Who’s Afraid of Section 1498? A Case for Government Patent Use in Pandemics and Other National Crises

Christopher J. Morten
Charles Duan
23 Yale J.L. & Tech. 1
 
COVID-19 has created pressing and widespread needs for vaccines, medical treatments, PPE, and other medical technologies, needs that may conflict—indeed, have already begun to conflict—with the exclusive rights conferred by United States patents. The U.S. government has a legal mechanism to overcome this conflict: government use of patented technologies at the cost of government-paid compensation under 28 U.S.C. § 1498. But while many have recognized the theoretical possibility of government patent use under that statute, there is today a conventional wisdom that § 1498 is too exceptional, unpredictable, and dramatic for practical use, to the point that it ought to be invoked sparingly or not at all, even in extraordinary circumstances such as a pandemic.
 
Yet that conventional wisdom is a recent one, and it conflicts with both history and theory. This Article considers the role of § 1498 in the context of national crises and emergencies like COVID-19, a context so far not addressed substantially in the literature on the statute.
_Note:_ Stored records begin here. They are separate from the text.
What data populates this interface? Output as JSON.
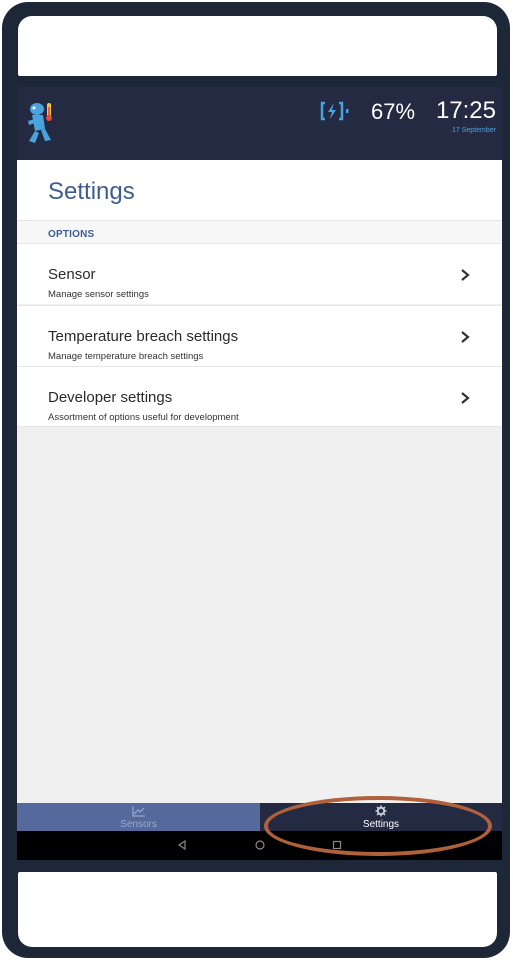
{
  "status_bar": {
    "battery_percent": "67%",
    "time": "17:25",
    "date": "17 September",
    "battery_icon": "charging-battery-icon"
  },
  "page": {
    "title": "Settings",
    "section_header": "OPTIONS"
  },
  "settings_items": [
    {
      "label": "Sensor",
      "description": "Manage sensor settings"
    },
    {
      "label": "Temperature breach settings",
      "description": "Manage temperature breach settings"
    },
    {
      "label": "Developer settings",
      "description": "Assortment of options useful for development"
    }
  ],
  "bottom_nav": {
    "tabs": [
      {
        "label": "Sensors",
        "icon": "line-chart-icon",
        "active": false
      },
      {
        "label": "Settings",
        "icon": "gear-icon",
        "active": true
      }
    ]
  },
  "system_nav": {
    "buttons": [
      "back-icon",
      "home-icon",
      "recents-icon"
    ]
  },
  "colors": {
    "app_bar": "#232a41",
    "title_accent": "#3e5d8f",
    "nav_inactive": "#56699d",
    "annotation": "#b0603a"
  }
}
We find that government patent use is not nearly as exceptional as it is commonly made out to be, and indeed has been not only used but expanded through statutory amendment over the last century. Review of the development and use of the statute during both world wars and the post–September 11 period reveals widespread acceptance of government patent use as a tool for addressing imminent national problems, and it illuminates particular features of government patent use that become especially pertinent in times of crisis. In the United States, government patent use and national emergencies have a close and special relationship; each has shaped the other.
 
Drawing from the lessons of history and analysis of the statute, we develop a novel framework for comparing § 1498 to other policy tools, including prizes, research grants, and patent buyouts. Under this framework, four features of § 1498 stand out: speed of invocation, flexibility in the scope of its use, post-crisis determination of compensation, and use of an impartial adjudicator. Whenever these four features are advantageous—which will be true in most national emergency situations, as we demonstrate—the U.S. government should strongly consider government patent use over patent buyouts and other policy tools. We show the advantages of these four features in a case study: government patent use to expand supply and access to the COVID-19 treatment remdesivir. Accordingly, and contrary to the conventional view of § 1498, we conclude that government patent should be an ordinary tool of government policy.